A and B, β-galactosidase and immunohistochemical staining of adult Acly+/− thalamus (A) and cortex (B). Specific antibodies against glial fibrillary acidic protein (A) and neuronal nuclei (B) were used. C, β-galactosidase staining of adult Acly+/− spinal cord (cervical). Arrow indicates ventral horn. D, immunohistochemical staining of adult Acly+/− spinal cord (cervical) with a specific antibody against neuronal nuclei. Original magnifications, ×40 (A and B) and ×4 (C and D).

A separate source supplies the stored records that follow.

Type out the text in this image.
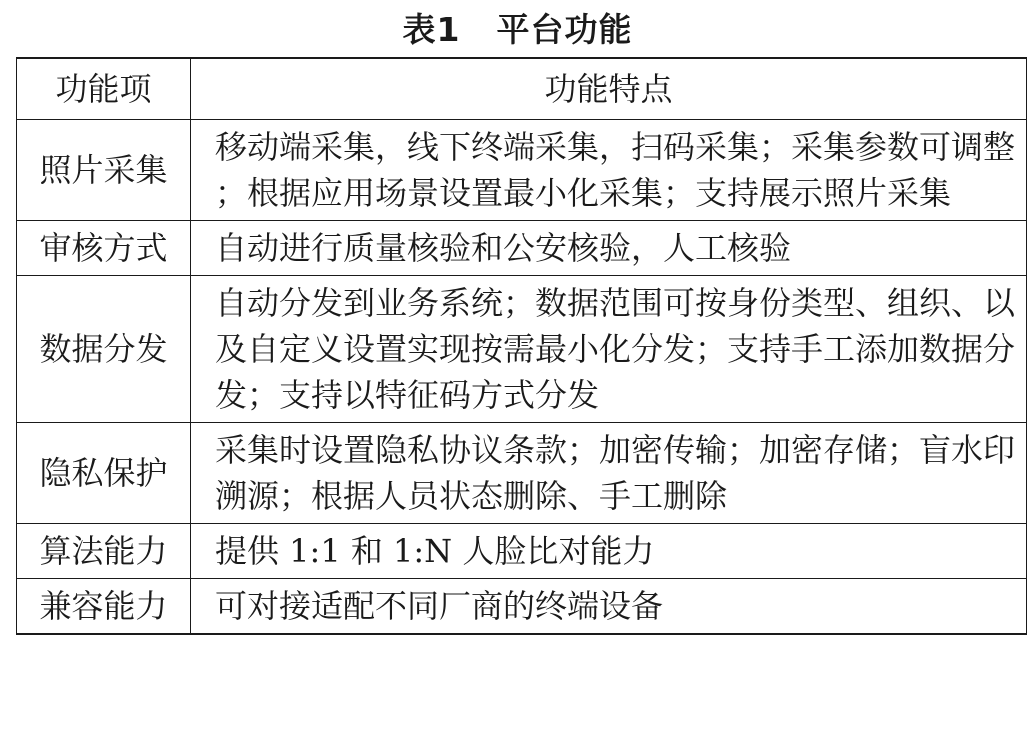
表1 平台功能
功能项	功能特点
照片采集	移动端采集，线下终端采集，扫码采集；采集参数可调整；根据应用场景设置最小化采集；支持展示照片采集
审核方式	自动进行质量核验和公安核验，人工核验
数据分发	自动分发到业务系统；数据范围可按身份类型、组织、以及自定义设置实现按需最小化分发；支持手工添加数据分发；支持以特征码方式分发
隐私保护	采集时设置隐私协议条款；加密传输；加密存储；盲水印溯源；根据人员状态删除、手工删除
算法能力	提供 1:1 和 1:N 人脸比对能力
兼容能力	可对接适配不同厂商的终端设备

Fig. 9. Acly is expressed in cholinergic neurons in the adult mouse brain

A, β-galactosidase staining of a sagittal section of adult Acly+/− hippocampus. B, immunohistochemical staining of adult Acly+/− hippocampus with a specific antibody against choline acetyltransferase. C–H, β-galactosidase and immunohistochemical staining of adult Acly+/− hippocampus (C), pons nuclei (D), cerebellum (E), cerebellar nuclei (F), and medulla (facial nucleus) (G and H). Specific antibodies against vesicular acetylcholine transporter (C, E, and H), choline acetyltransferase (F), or neuronal nuclei (D and G) were used. Original magnifications, ×10 (A–C and E), ×20 (F), and ×40 (D, G, and H).